"Compartment No. 6" unfolds like a poem, or maybe a fable: a mysterious journey by rail across Russia from Moscow to Mongolia over a snow-swept 1980s landscape, not long before the Soviet implosion. But this is not "Doctor Zhivago."

Ostensibly, spring is coming, yet a lingering winter of blizzards and slush persists, reflecting a grim state: "An unknown Russia frozen in ice opens up ahead, the train speeds onward, shining stars etched against a tired sky, the train plunging into nature."

Nature, brooding like an ailing matriarch, is a significant force in this short novel, although I would say the primary character is a woman known simply as "the girl." Everything is filtered through her reflections, and she utters no dialogue until nearly the end of the book. This causes other characters to talk to her, proclaiming their life stories and misfortunes.

Most notable is the other main character ensconced in train compartment No. 6, known from the girl's point of view as "the man." Readers may chafe at the inequity of this — "the girl" is a graduate student in archaeology originally from Finland — but there are reasons Liksom has characterized the odd pair this way.

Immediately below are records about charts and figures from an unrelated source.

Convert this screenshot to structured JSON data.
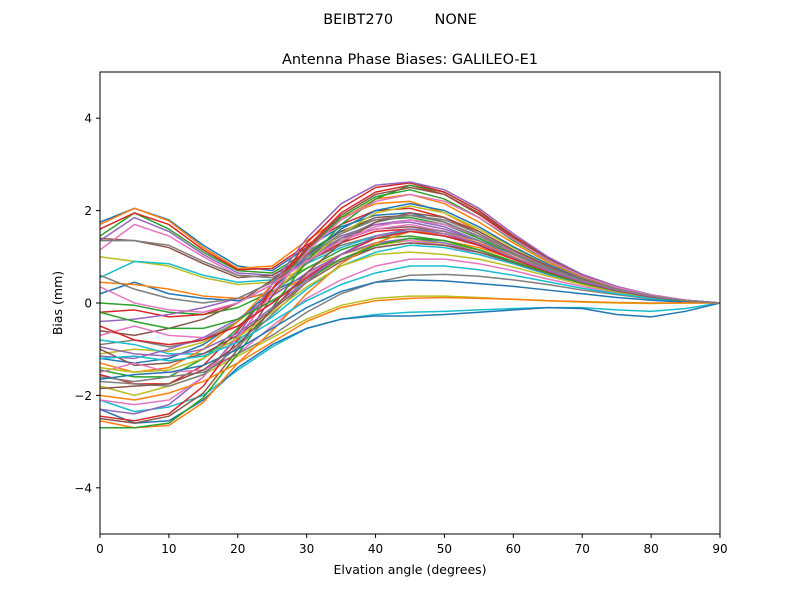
{
  "chart_data": {
    "type": "line",
    "suptitle": "BEIBT270         NONE",
    "title": "Antenna Phase Biases: GALILEO-E1",
    "xlabel": "Elvation angle (degrees)",
    "ylabel": "Bias (mm)",
    "xlim": [
      0,
      90
    ],
    "ylim": [
      -5,
      5
    ],
    "xticks": [
      0,
      10,
      20,
      30,
      40,
      50,
      60,
      70,
      80,
      90
    ],
    "yticks": [
      -4,
      -2,
      0,
      2,
      4
    ],
    "grid": false,
    "legend": "none",
    "x": [
      0,
      5,
      10,
      15,
      20,
      25,
      30,
      35,
      40,
      45,
      50,
      55,
      60,
      65,
      70,
      75,
      80,
      85,
      90
    ],
    "colors": [
      "#1f77b4",
      "#ff7f0e",
      "#2ca02c",
      "#d62728",
      "#9467bd",
      "#8c564b",
      "#e377c2",
      "#7f7f7f",
      "#bcbd22",
      "#17becf"
    ],
    "series": [
      {
        "values": [
          1.75,
          2.05,
          1.8,
          1.25,
          0.8,
          0.7,
          1.2,
          1.65,
          1.9,
          1.95,
          1.75,
          1.4,
          1.05,
          0.75,
          0.5,
          0.3,
          0.15,
          0.05,
          0.0
        ]
      },
      {
        "values": [
          1.7,
          2.05,
          1.78,
          1.2,
          0.75,
          0.8,
          1.35,
          1.85,
          2.15,
          2.2,
          1.95,
          1.55,
          1.15,
          0.8,
          0.55,
          0.32,
          0.16,
          0.06,
          0.0
        ]
      },
      {
        "values": [
          1.45,
          1.95,
          1.6,
          1.1,
          0.7,
          0.65,
          1.1,
          1.55,
          1.8,
          1.85,
          1.7,
          1.4,
          1.05,
          0.75,
          0.5,
          0.3,
          0.15,
          0.05,
          0.0
        ]
      },
      {
        "values": [
          1.6,
          1.95,
          1.7,
          1.15,
          0.72,
          0.75,
          1.25,
          1.7,
          2.0,
          2.05,
          1.85,
          1.5,
          1.1,
          0.78,
          0.52,
          0.31,
          0.15,
          0.05,
          0.0
        ]
      },
      {
        "values": [
          1.35,
          1.85,
          1.55,
          1.05,
          0.65,
          0.6,
          1.05,
          1.45,
          1.7,
          1.75,
          1.6,
          1.35,
          1.0,
          0.72,
          0.48,
          0.29,
          0.14,
          0.05,
          0.0
        ]
      },
      {
        "values": [
          1.4,
          1.35,
          1.2,
          0.85,
          0.55,
          0.6,
          1.0,
          1.4,
          1.6,
          1.65,
          1.55,
          1.3,
          1.0,
          0.7,
          0.45,
          0.28,
          0.14,
          0.05,
          0.0
        ]
      },
      {
        "values": [
          1.15,
          1.7,
          1.45,
          1.0,
          0.6,
          0.55,
          0.95,
          1.35,
          1.6,
          1.7,
          1.55,
          1.3,
          0.98,
          0.7,
          0.46,
          0.28,
          0.14,
          0.05,
          0.0
        ]
      },
      {
        "values": [
          1.35,
          1.35,
          1.25,
          0.9,
          0.6,
          0.55,
          0.9,
          1.25,
          1.45,
          1.55,
          1.45,
          1.25,
          0.95,
          0.68,
          0.45,
          0.27,
          0.13,
          0.05,
          0.0
        ]
      },
      {
        "values": [
          1.0,
          0.9,
          0.8,
          0.55,
          0.4,
          0.45,
          0.75,
          1.05,
          1.25,
          1.35,
          1.3,
          1.15,
          0.9,
          0.65,
          0.43,
          0.26,
          0.13,
          0.04,
          0.0
        ]
      },
      {
        "values": [
          0.55,
          0.9,
          0.85,
          0.6,
          0.45,
          0.5,
          0.85,
          1.2,
          1.45,
          1.55,
          1.45,
          1.25,
          0.95,
          0.68,
          0.45,
          0.27,
          0.13,
          0.05,
          0.0
        ]
      },
      {
        "values": [
          0.2,
          0.45,
          0.2,
          0.1,
          0.05,
          0.25,
          0.6,
          0.95,
          1.2,
          1.3,
          1.25,
          1.1,
          0.88,
          0.64,
          0.43,
          0.26,
          0.13,
          0.04,
          0.0
        ]
      },
      {
        "values": [
          0.45,
          0.4,
          0.3,
          0.15,
          0.1,
          0.2,
          0.55,
          0.95,
          1.25,
          1.4,
          1.35,
          1.2,
          0.95,
          0.68,
          0.45,
          0.27,
          0.13,
          0.05,
          0.0
        ]
      },
      {
        "values": [
          0.0,
          -0.05,
          -0.2,
          -0.25,
          -0.1,
          0.25,
          0.75,
          1.15,
          1.4,
          1.45,
          1.35,
          1.15,
          0.9,
          0.65,
          0.43,
          0.26,
          0.13,
          0.04,
          0.0
        ]
      },
      {
        "values": [
          -0.2,
          -0.15,
          -0.3,
          -0.25,
          0.0,
          0.4,
          0.9,
          1.3,
          1.55,
          1.6,
          1.5,
          1.25,
          0.95,
          0.68,
          0.45,
          0.27,
          0.13,
          0.05,
          0.0
        ]
      },
      {
        "values": [
          -0.4,
          -0.35,
          -0.25,
          -0.1,
          0.1,
          0.45,
          0.95,
          1.4,
          1.7,
          1.8,
          1.65,
          1.35,
          1.0,
          0.7,
          0.46,
          0.28,
          0.14,
          0.05,
          0.0
        ]
      },
      {
        "values": [
          -0.6,
          -0.7,
          -0.55,
          -0.35,
          0.0,
          0.5,
          1.05,
          1.55,
          1.85,
          1.9,
          1.75,
          1.45,
          1.08,
          0.75,
          0.48,
          0.29,
          0.14,
          0.05,
          0.0
        ]
      },
      {
        "values": [
          -0.7,
          -0.5,
          -0.7,
          -0.75,
          -0.5,
          0.0,
          0.6,
          1.05,
          1.3,
          1.35,
          1.25,
          1.05,
          0.85,
          0.62,
          0.42,
          0.25,
          0.12,
          0.04,
          0.0
        ]
      },
      {
        "values": [
          -0.9,
          -0.8,
          -0.95,
          -0.8,
          -0.4,
          0.2,
          0.85,
          1.4,
          1.75,
          1.9,
          1.8,
          1.5,
          1.12,
          0.78,
          0.5,
          0.3,
          0.15,
          0.05,
          0.0
        ]
      },
      {
        "values": [
          -1.1,
          -1.0,
          -1.05,
          -0.85,
          -0.4,
          0.2,
          0.9,
          1.5,
          1.95,
          2.1,
          1.95,
          1.6,
          1.2,
          0.82,
          0.52,
          0.31,
          0.15,
          0.05,
          0.0
        ]
      },
      {
        "values": [
          -0.8,
          -0.9,
          -1.1,
          -1.1,
          -0.8,
          -0.3,
          0.3,
          0.8,
          1.1,
          1.25,
          1.2,
          1.05,
          0.85,
          0.62,
          0.42,
          0.25,
          0.12,
          0.04,
          0.0
        ]
      },
      {
        "values": [
          -1.2,
          -1.3,
          -1.2,
          -0.9,
          -0.4,
          0.3,
          1.0,
          1.6,
          2.0,
          2.15,
          2.0,
          1.65,
          1.22,
          0.84,
          0.53,
          0.31,
          0.15,
          0.05,
          0.0
        ]
      },
      {
        "values": [
          -1.3,
          -1.5,
          -1.4,
          -1.0,
          -0.4,
          0.4,
          1.15,
          1.8,
          2.25,
          2.35,
          2.15,
          1.75,
          1.3,
          0.88,
          0.55,
          0.32,
          0.16,
          0.05,
          0.0
        ]
      },
      {
        "values": [
          -1.45,
          -1.6,
          -1.6,
          -1.2,
          -0.55,
          0.3,
          1.15,
          1.85,
          2.3,
          2.45,
          2.25,
          1.85,
          1.35,
          0.92,
          0.57,
          0.33,
          0.16,
          0.06,
          0.0
        ]
      },
      {
        "values": [
          -1.55,
          -1.75,
          -1.75,
          -1.35,
          -0.6,
          0.3,
          1.2,
          1.95,
          2.4,
          2.55,
          2.35,
          1.92,
          1.4,
          0.95,
          0.58,
          0.34,
          0.17,
          0.06,
          0.0
        ]
      },
      {
        "values": [
          -1.15,
          -1.2,
          -1.0,
          -0.75,
          -0.35,
          0.15,
          0.65,
          1.05,
          1.3,
          1.4,
          1.3,
          1.1,
          0.88,
          0.64,
          0.43,
          0.26,
          0.13,
          0.04,
          0.0
        ]
      },
      {
        "values": [
          -1.0,
          -1.35,
          -1.3,
          -1.1,
          -0.7,
          -0.15,
          0.45,
          0.9,
          1.2,
          1.3,
          1.25,
          1.1,
          0.88,
          0.64,
          0.43,
          0.26,
          0.13,
          0.04,
          0.0
        ]
      },
      {
        "values": [
          -1.5,
          -1.3,
          -1.5,
          -1.45,
          -1.1,
          -0.5,
          0.1,
          0.5,
          0.8,
          0.95,
          0.95,
          0.85,
          0.7,
          0.52,
          0.36,
          0.22,
          0.11,
          0.04,
          0.0
        ]
      },
      {
        "values": [
          -1.6,
          -1.7,
          -1.6,
          -1.5,
          -1.1,
          -0.7,
          -0.2,
          0.2,
          0.45,
          0.6,
          0.62,
          0.58,
          0.5,
          0.4,
          0.28,
          0.18,
          0.09,
          0.03,
          0.0
        ]
      },
      {
        "values": [
          -1.8,
          -2.0,
          -1.8,
          -1.55,
          -1.15,
          -0.75,
          -0.35,
          -0.05,
          0.1,
          0.15,
          0.15,
          0.12,
          0.08,
          0.05,
          0.02,
          0.0,
          -0.01,
          0.0,
          0.0
        ]
      },
      {
        "values": [
          -2.1,
          -2.35,
          -2.25,
          -2.0,
          -1.45,
          -0.95,
          -0.55,
          -0.35,
          -0.25,
          -0.2,
          -0.18,
          -0.15,
          -0.12,
          -0.1,
          -0.1,
          -0.15,
          -0.18,
          -0.12,
          0.0
        ]
      },
      {
        "values": [
          -2.3,
          -2.6,
          -2.55,
          -2.1,
          -1.4,
          -0.9,
          -0.55,
          -0.35,
          -0.28,
          -0.28,
          -0.25,
          -0.2,
          -0.15,
          -0.1,
          -0.12,
          -0.25,
          -0.3,
          -0.18,
          0.0
        ]
      },
      {
        "values": [
          -2.55,
          -2.7,
          -2.65,
          -2.15,
          -1.3,
          -0.6,
          0.2,
          0.85,
          1.3,
          1.55,
          1.5,
          1.3,
          1.0,
          0.7,
          0.46,
          0.28,
          0.14,
          0.05,
          0.0
        ]
      },
      {
        "values": [
          -2.7,
          -2.7,
          -2.6,
          -2.05,
          -1.1,
          -0.1,
          0.9,
          1.7,
          2.25,
          2.55,
          2.4,
          2.0,
          1.45,
          0.98,
          0.6,
          0.35,
          0.17,
          0.06,
          0.0
        ]
      },
      {
        "values": [
          -2.45,
          -2.55,
          -2.4,
          -1.8,
          -0.8,
          0.3,
          1.3,
          2.05,
          2.5,
          2.6,
          2.4,
          2.0,
          1.45,
          0.98,
          0.6,
          0.35,
          0.17,
          0.06,
          0.0
        ]
      },
      {
        "values": [
          -2.3,
          -2.4,
          -2.2,
          -1.6,
          -0.7,
          0.4,
          1.4,
          2.15,
          2.55,
          2.62,
          2.45,
          2.05,
          1.5,
          1.0,
          0.62,
          0.36,
          0.18,
          0.06,
          0.0
        ]
      },
      {
        "values": [
          -2.5,
          -2.6,
          -2.45,
          -1.95,
          -1.0,
          0.15,
          1.15,
          1.9,
          2.35,
          2.5,
          2.35,
          1.95,
          1.42,
          0.96,
          0.59,
          0.34,
          0.17,
          0.06,
          0.0
        ]
      },
      {
        "values": [
          -2.1,
          -2.2,
          -2.1,
          -1.6,
          -0.75,
          0.2,
          1.1,
          1.8,
          2.2,
          2.35,
          2.2,
          1.85,
          1.38,
          0.93,
          0.58,
          0.34,
          0.17,
          0.06,
          0.0
        ]
      },
      {
        "values": [
          -1.7,
          -1.75,
          -1.8,
          -1.55,
          -0.95,
          -0.25,
          0.45,
          1.05,
          1.45,
          1.6,
          1.55,
          1.35,
          1.05,
          0.74,
          0.48,
          0.29,
          0.14,
          0.05,
          0.0
        ]
      },
      {
        "values": [
          -1.4,
          -1.5,
          -1.45,
          -1.2,
          -0.75,
          -0.2,
          0.35,
          0.8,
          1.05,
          1.1,
          1.05,
          0.95,
          0.78,
          0.58,
          0.4,
          0.24,
          0.12,
          0.04,
          0.0
        ]
      },
      {
        "values": [
          -1.2,
          -1.15,
          -1.25,
          -1.15,
          -0.85,
          -0.4,
          0.05,
          0.4,
          0.65,
          0.8,
          0.8,
          0.72,
          0.6,
          0.46,
          0.32,
          0.2,
          0.1,
          0.03,
          0.0
        ]
      },
      {
        "values": [
          -1.65,
          -1.55,
          -1.5,
          -1.35,
          -1.0,
          -0.55,
          -0.1,
          0.25,
          0.45,
          0.5,
          0.48,
          0.42,
          0.36,
          0.28,
          0.2,
          0.12,
          0.06,
          0.02,
          0.0
        ]
      },
      {
        "values": [
          -2.0,
          -2.1,
          -1.95,
          -1.7,
          -1.3,
          -0.85,
          -0.4,
          -0.1,
          0.05,
          0.1,
          0.12,
          0.1,
          0.08,
          0.05,
          0.03,
          0.01,
          0.0,
          0.0,
          0.0
        ]
      },
      {
        "values": [
          -0.2,
          -0.4,
          -0.55,
          -0.55,
          -0.35,
          0.05,
          0.5,
          0.95,
          1.25,
          1.4,
          1.35,
          1.15,
          0.9,
          0.65,
          0.43,
          0.26,
          0.13,
          0.04,
          0.0
        ]
      },
      {
        "values": [
          -0.5,
          -0.8,
          -0.9,
          -0.8,
          -0.5,
          0.0,
          0.55,
          1.05,
          1.4,
          1.55,
          1.45,
          1.25,
          0.95,
          0.68,
          0.45,
          0.27,
          0.13,
          0.05,
          0.0
        ]
      },
      {
        "values": [
          -0.95,
          -1.1,
          -1.15,
          -1.0,
          -0.65,
          -0.1,
          0.5,
          1.05,
          1.45,
          1.6,
          1.5,
          1.28,
          0.98,
          0.7,
          0.46,
          0.28,
          0.14,
          0.05,
          0.0
        ]
      },
      {
        "values": [
          -1.85,
          -1.8,
          -1.75,
          -1.45,
          -0.9,
          -0.15,
          0.65,
          1.3,
          1.75,
          1.95,
          1.85,
          1.55,
          1.15,
          0.8,
          0.5,
          0.3,
          0.15,
          0.05,
          0.0
        ]
      },
      {
        "values": [
          0.35,
          0.0,
          -0.15,
          -0.2,
          0.0,
          0.4,
          0.9,
          1.35,
          1.65,
          1.8,
          1.7,
          1.45,
          1.1,
          0.76,
          0.49,
          0.3,
          0.15,
          0.05,
          0.0
        ]
      },
      {
        "values": [
          0.6,
          0.3,
          0.1,
          0.0,
          0.1,
          0.45,
          1.0,
          1.5,
          1.8,
          1.9,
          1.75,
          1.45,
          1.08,
          0.76,
          0.49,
          0.3,
          0.15,
          0.05,
          0.0
        ]
      }
    ]
  }
}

The man talks to the girl, or more accurately talks at the girl, brandishing his name (Vadim Nikolayevich Ivanov) and tales of his life as an unwanted child, abusive lover, soldier and aging laborer. He is by turns vulgar, menacing, vulnerable and kind, fueled by at least two bottles of vodka a day. He is also a survivor.

With dark humor, the book depicts a fantastical vision of a populace somehow muddling through a world where every engine repeatedly breaks down, including that of the train. In a tunnel. Everything is stinking, drunk, excrement-stained, ruptured or collapsed. A prodigious quantity of dead or maimed animals can be seen from the train's nearly opaque, dirty windows. When the girl witnesses a three-legged dog trailing a trickle of blood outside one station, I saw the pattern and found myself laughing. The book had gotten to me.

More seriously, the open wound of the Soviet war with Afghanistan looms in the background. As the girl ponders the taiga (a landscape of sweeping natural beauty) and the human ruin and suffering encroaching on it, we gradually learn she is turning over events in her life to come to a decision.

How might a journey through such a grotesquely broken world affect one's choices?

This book won a Finlandia Prize, and I suspect the nuanced silence of the girl's perspective had something to do with this, as well as the palpable landscape she travels through — she finds petroglyphs in the dark with her fingertips. The novel concludes more rapidly than I would have liked, but a lingering sense of the landscape and enduring survival remains.

Lynette Reini-Grandell studies Finnish folk culture and is the author of "Approaching the Gate." She lives in Minneapolis.

Compartment No. 6
By: Rosa Liksom, translated from the Finnish by Lola Rogers.
Publisher: Graywolf Press, 181 pages, $16.